Dear Committee Members is the first book I’ve written for adults in about 15 years: I published five novels for kids while my own kids were young, but now that they’ve turned into adults, I’m writing for the big folks again. But I enjoy writing for both audiences.
2. Are you a plotter or a free writer?
Generally a free writer — although that makes the process sound like whimsical good fun, when often it’s not. I wish I were more of a plotter. As a freewriter, I sometimes feel I’ve gathered the bits of a Frankenstein’s monster around myself, and then I’m faced with the grisly work of sewing the corpse together.
3. Is your book part of a series or a standalone?

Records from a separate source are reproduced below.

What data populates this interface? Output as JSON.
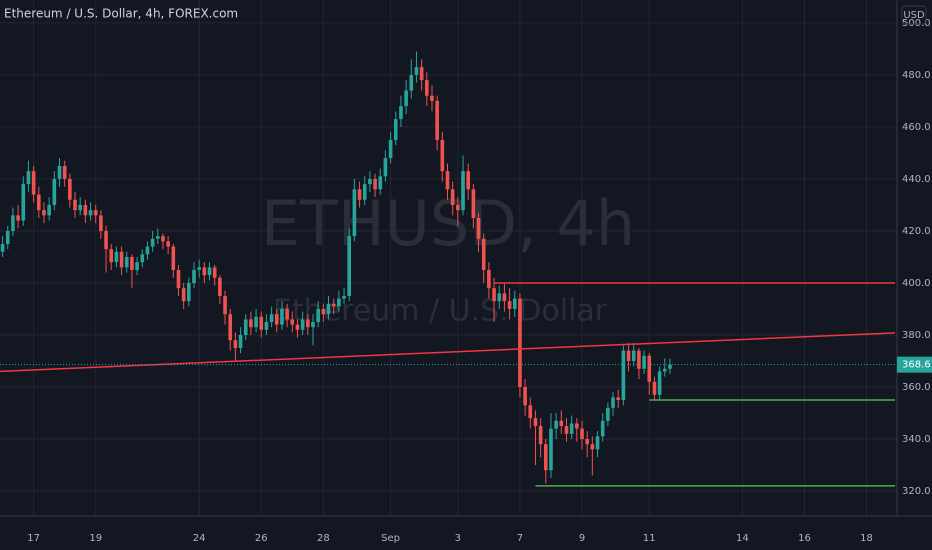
{
  "chart_data": {
    "type": "candlestick",
    "title": "Ethereum / U.S. Dollar, 4h, FOREX.com",
    "currency": "USD",
    "watermark": "ETHUSD, 4h",
    "watermark_sub": "Ethereum / U.S. Dollar",
    "up_color": "#26a69a",
    "down_color": "#ef5350",
    "grid": true,
    "xlim": [
      -0.5,
      172.5
    ],
    "ylim": [
      310.4,
      508.8
    ],
    "xticks": [
      {
        "value": 6,
        "label": "17"
      },
      {
        "value": 18,
        "label": "19"
      },
      {
        "value": 38,
        "label": "24"
      },
      {
        "value": 50,
        "label": "26"
      },
      {
        "value": 62,
        "label": "28"
      },
      {
        "value": 75,
        "label": "Sep"
      },
      {
        "value": 88,
        "label": "3"
      },
      {
        "value": 100,
        "label": "7"
      },
      {
        "value": 112,
        "label": "9"
      },
      {
        "value": 125,
        "label": "11"
      },
      {
        "value": 143,
        "label": "14"
      },
      {
        "value": 155,
        "label": "16"
      },
      {
        "value": 167,
        "label": "18"
      }
    ],
    "yticks": [
      {
        "value": 320,
        "label": "320.0"
      },
      {
        "value": 340,
        "label": "340.0"
      },
      {
        "value": 360,
        "label": "360.0"
      },
      {
        "value": 380,
        "label": "380.0"
      },
      {
        "value": 400,
        "label": "400.0"
      },
      {
        "value": 420,
        "label": "420.0"
      },
      {
        "value": 440,
        "label": "440.0"
      },
      {
        "value": 460,
        "label": "460.0"
      },
      {
        "value": 480,
        "label": "480.0"
      },
      {
        "value": 500,
        "label": "500.0"
      }
    ],
    "last_price": 368.6,
    "lines": [
      {
        "color": "#f23645",
        "x": [
          95,
          172.5
        ],
        "y": [
          400,
          400
        ]
      },
      {
        "color": "#f23645",
        "x": [
          -0.5,
          172.5
        ],
        "y": [
          366,
          380.8
        ]
      },
      {
        "color": "#4caf50",
        "x": [
          125,
          172.5
        ],
        "y": [
          355,
          355
        ]
      },
      {
        "color": "#4caf50",
        "x": [
          103,
          172.5
        ],
        "y": [
          322,
          322
        ]
      }
    ],
    "candles": [
      [
        412,
        418,
        410,
        415
      ],
      [
        415,
        422,
        413,
        420
      ],
      [
        420,
        429,
        418,
        426
      ],
      [
        426,
        430,
        421,
        424
      ],
      [
        424,
        441,
        422,
        438
      ],
      [
        438,
        447,
        435,
        443
      ],
      [
        443,
        445,
        431,
        434
      ],
      [
        434,
        437,
        425,
        428
      ],
      [
        428,
        431,
        423,
        426
      ],
      [
        426,
        433,
        424,
        430
      ],
      [
        430,
        443,
        428,
        440
      ],
      [
        440,
        448,
        437,
        445
      ],
      [
        445,
        447,
        437,
        440
      ],
      [
        440,
        442,
        429,
        432
      ],
      [
        432,
        435,
        425,
        428
      ],
      [
        428,
        433,
        426,
        430
      ],
      [
        430,
        432,
        423,
        426
      ],
      [
        426,
        431,
        424,
        428
      ],
      [
        428,
        430,
        423,
        426
      ],
      [
        426,
        428,
        417,
        420
      ],
      [
        420,
        422,
        404,
        413
      ],
      [
        413,
        415,
        405,
        408
      ],
      [
        408,
        414,
        406,
        412
      ],
      [
        412,
        414,
        403,
        406
      ],
      [
        406,
        412,
        404,
        410
      ],
      [
        410,
        411,
        398,
        405
      ],
      [
        405,
        410,
        403,
        408
      ],
      [
        408,
        413,
        406,
        411
      ],
      [
        411,
        416,
        409,
        414
      ],
      [
        414,
        420,
        412,
        417
      ],
      [
        417,
        421,
        415,
        418
      ],
      [
        418,
        419,
        413,
        416
      ],
      [
        416,
        418,
        411,
        414
      ],
      [
        414,
        415,
        402,
        405
      ],
      [
        405,
        407,
        395,
        398
      ],
      [
        398,
        400,
        390,
        393
      ],
      [
        393,
        402,
        391,
        400
      ],
      [
        400,
        408,
        398,
        405
      ],
      [
        405,
        409,
        402,
        406
      ],
      [
        406,
        408,
        400,
        403
      ],
      [
        403,
        408,
        401,
        406
      ],
      [
        406,
        407,
        399,
        402
      ],
      [
        402,
        403,
        392,
        395
      ],
      [
        395,
        397,
        384,
        388
      ],
      [
        388,
        390,
        374,
        378
      ],
      [
        378,
        381,
        370,
        375
      ],
      [
        375,
        383,
        373,
        380
      ],
      [
        380,
        388,
        378,
        386
      ],
      [
        386,
        389,
        380,
        383
      ],
      [
        383,
        390,
        381,
        387
      ],
      [
        387,
        389,
        379,
        382
      ],
      [
        382,
        388,
        380,
        385
      ],
      [
        385,
        391,
        383,
        388
      ],
      [
        388,
        390,
        381,
        384
      ],
      [
        384,
        393,
        382,
        390
      ],
      [
        390,
        392,
        383,
        386
      ],
      [
        386,
        389,
        381,
        384
      ],
      [
        384,
        386,
        379,
        382
      ],
      [
        382,
        389,
        380,
        386
      ],
      [
        386,
        388,
        380,
        383
      ],
      [
        383,
        388,
        376,
        385
      ],
      [
        385,
        393,
        383,
        390
      ],
      [
        390,
        392,
        385,
        388
      ],
      [
        388,
        395,
        386,
        392
      ],
      [
        392,
        394,
        388,
        391
      ],
      [
        391,
        397,
        389,
        394
      ],
      [
        394,
        398,
        392,
        395
      ],
      [
        395,
        421,
        393,
        418
      ],
      [
        418,
        440,
        416,
        436
      ],
      [
        436,
        439,
        429,
        432
      ],
      [
        432,
        441,
        430,
        438
      ],
      [
        438,
        443,
        435,
        440
      ],
      [
        440,
        442,
        433,
        436
      ],
      [
        436,
        444,
        434,
        441
      ],
      [
        441,
        451,
        439,
        448
      ],
      [
        448,
        458,
        446,
        455
      ],
      [
        455,
        466,
        453,
        463
      ],
      [
        463,
        472,
        460,
        468
      ],
      [
        468,
        478,
        465,
        474
      ],
      [
        474,
        486,
        471,
        480
      ],
      [
        480,
        489,
        477,
        483
      ],
      [
        483,
        486,
        474,
        478
      ],
      [
        478,
        481,
        468,
        472
      ],
      [
        472,
        476,
        466,
        470
      ],
      [
        470,
        472,
        451,
        455
      ],
      [
        455,
        458,
        439,
        443
      ],
      [
        443,
        446,
        432,
        436
      ],
      [
        436,
        439,
        426,
        430
      ],
      [
        430,
        433,
        422,
        428
      ],
      [
        428,
        449,
        426,
        443
      ],
      [
        443,
        446,
        432,
        436
      ],
      [
        436,
        438,
        421,
        425
      ],
      [
        425,
        427,
        412,
        417
      ],
      [
        417,
        419,
        400,
        405
      ],
      [
        405,
        408,
        394,
        398
      ],
      [
        398,
        402,
        385,
        393
      ],
      [
        393,
        399,
        390,
        396
      ],
      [
        396,
        400,
        389,
        393
      ],
      [
        393,
        398,
        386,
        390
      ],
      [
        390,
        397,
        387,
        394
      ],
      [
        394,
        396,
        356,
        360
      ],
      [
        360,
        363,
        349,
        353
      ],
      [
        353,
        356,
        344,
        348
      ],
      [
        348,
        351,
        330,
        345
      ],
      [
        345,
        348,
        333,
        338
      ],
      [
        338,
        340,
        323,
        328
      ],
      [
        328,
        350,
        325,
        344
      ],
      [
        344,
        350,
        340,
        347
      ],
      [
        347,
        351,
        342,
        345
      ],
      [
        345,
        348,
        339,
        342
      ],
      [
        342,
        349,
        340,
        346
      ],
      [
        346,
        348,
        339,
        344
      ],
      [
        344,
        347,
        336,
        340
      ],
      [
        340,
        343,
        333,
        338
      ],
      [
        338,
        341,
        326,
        336
      ],
      [
        336,
        343,
        333,
        341
      ],
      [
        341,
        350,
        339,
        347
      ],
      [
        347,
        354,
        345,
        352
      ],
      [
        352,
        358,
        349,
        356
      ],
      [
        356,
        359,
        352,
        355
      ],
      [
        355,
        376,
        353,
        374
      ],
      [
        374,
        377,
        366,
        370
      ],
      [
        370,
        377,
        368,
        374
      ],
      [
        374,
        375,
        363,
        367
      ],
      [
        367,
        374,
        365,
        372
      ],
      [
        372,
        373,
        357,
        362
      ],
      [
        362,
        364,
        355,
        357
      ],
      [
        357,
        368,
        355,
        366
      ],
      [
        366,
        371,
        364,
        367
      ],
      [
        367,
        371,
        365,
        368.6
      ]
    ]
  }
}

Dear Committee Members is a standalone. Generally after I’m finished with a novel, I’m tired of the characters and wanting to move onto something else — a more cooperative (haha) group of people.
4. Do you require silence when writing or do you listen to music?

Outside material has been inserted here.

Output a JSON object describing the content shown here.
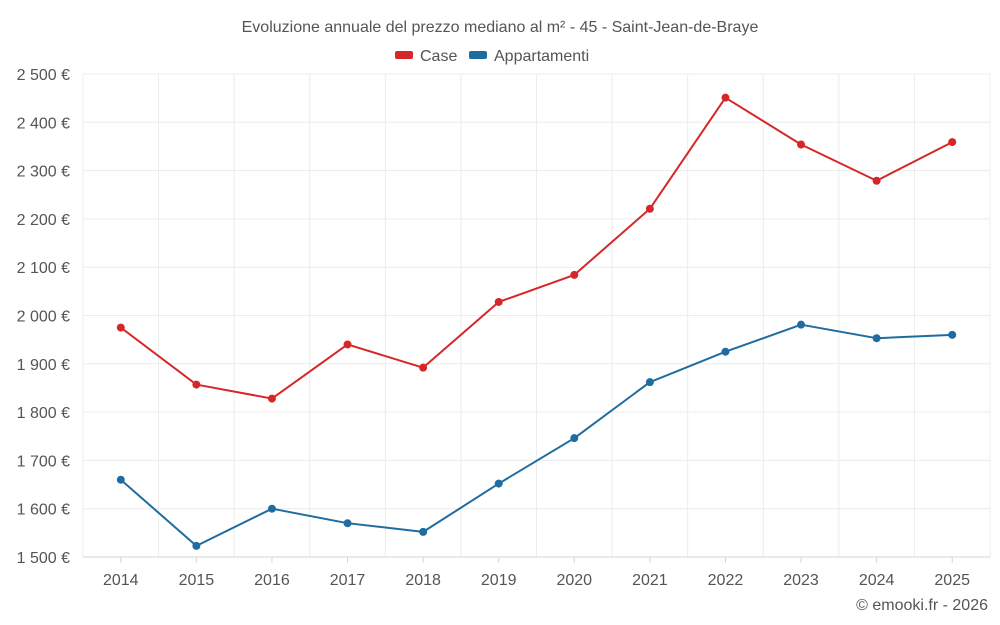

Definitely silence. I think only younger, more hip people write while listening to music, because they grew up with a forest of electronic devices chirping away on their writing desks. I grew up with a pull-chain bare bulb over my desk (which seemed romantic to me; I loved it) and a pad of paper. That’s still what I prefer.

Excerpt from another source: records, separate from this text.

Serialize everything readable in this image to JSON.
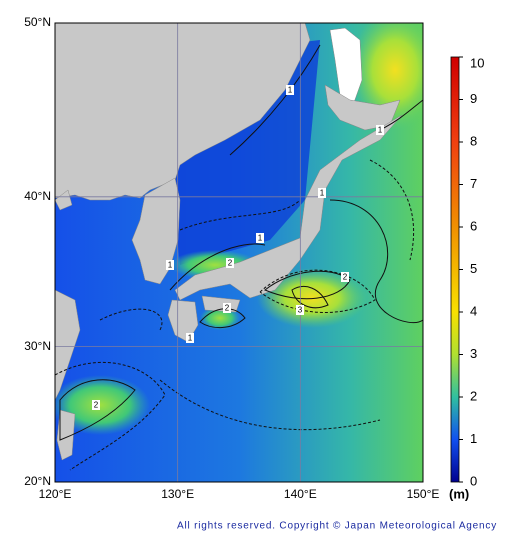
{
  "map": {
    "latlim": [
      20,
      50
    ],
    "lonlim": [
      120,
      150
    ],
    "lat_ticks": [
      {
        "value": 50,
        "label": "50°N"
      },
      {
        "value": 40,
        "label": "40°N"
      },
      {
        "value": 30,
        "label": "30°N"
      },
      {
        "value": 20,
        "label": "20°N"
      }
    ],
    "lon_ticks": [
      {
        "value": 120,
        "label": "120°E"
      },
      {
        "value": 130,
        "label": "130°E"
      },
      {
        "value": 140,
        "label": "140°E"
      },
      {
        "value": 150,
        "label": "150°E"
      }
    ],
    "contour_labels": [
      "1",
      "1",
      "1",
      "2",
      "1",
      "2",
      "3",
      "2",
      "1",
      "2",
      "1"
    ]
  },
  "colorbar": {
    "lim": [
      0,
      10
    ],
    "ticks": [
      0,
      1,
      2,
      3,
      4,
      5,
      6,
      7,
      8,
      9,
      10
    ],
    "unit": "(m)"
  },
  "footer": {
    "copyright": "All rights reserved. Copyright © Japan Meteorological Agency"
  }
}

5. Are you writing your next book? Can you share a little about it?
I’m working and re-working the next book, but it’s not yet cooperating, so I don’t want to talk about it here…. Thanks for the opportunity, though — as well as the reminder that I need to get back to work.
6. How long were you writing before getting a publishing contract?
That’s hard to say, because I was writing when I was in high school, and then in college, and then in grad school. I sold my first novel, The Body Is Water, after working on it for 6-7 years. My theory is: you have to write because you love writing, not because of the contract.
7. When does your book release?
Dear Committee Members came out in August of 2014; the paperback (same handsome cover, but less expensive) came out a month ago.
Julie Schumacher grew up in Wilmington, Delaware and graduated from Oberlin College and Cornell University. Her first published story, “Reunion,” written to fulfill an undergraduate writing assignment (“tell a family tale”) was reprinted in The Best American Short Stories 1983. Subsequent stories were published in The Atlantic, MS, Minnesota Monthly, and Prize Stories: The O.Henry Awards 1990 and 1996. Her first novel, The Body Is Water, was published by Soho Press in 1995 and was an ALA Notable Book of the Year and a finalist for the PEN/Hemingway Award and the Minnesota Book Award. It was published in translation in Germany, Norway, Sweden, Finland, Denmark, Israel, Greece, and Korea. Her other books include Dear Committee Members, An Explanation for Chaos, and five novels for younger readers, all from Delacorte. Ms. Schumacher lives in St. Paul and is a faculty member in the Creative Writing Program and the Department of English at the University of Minnesota.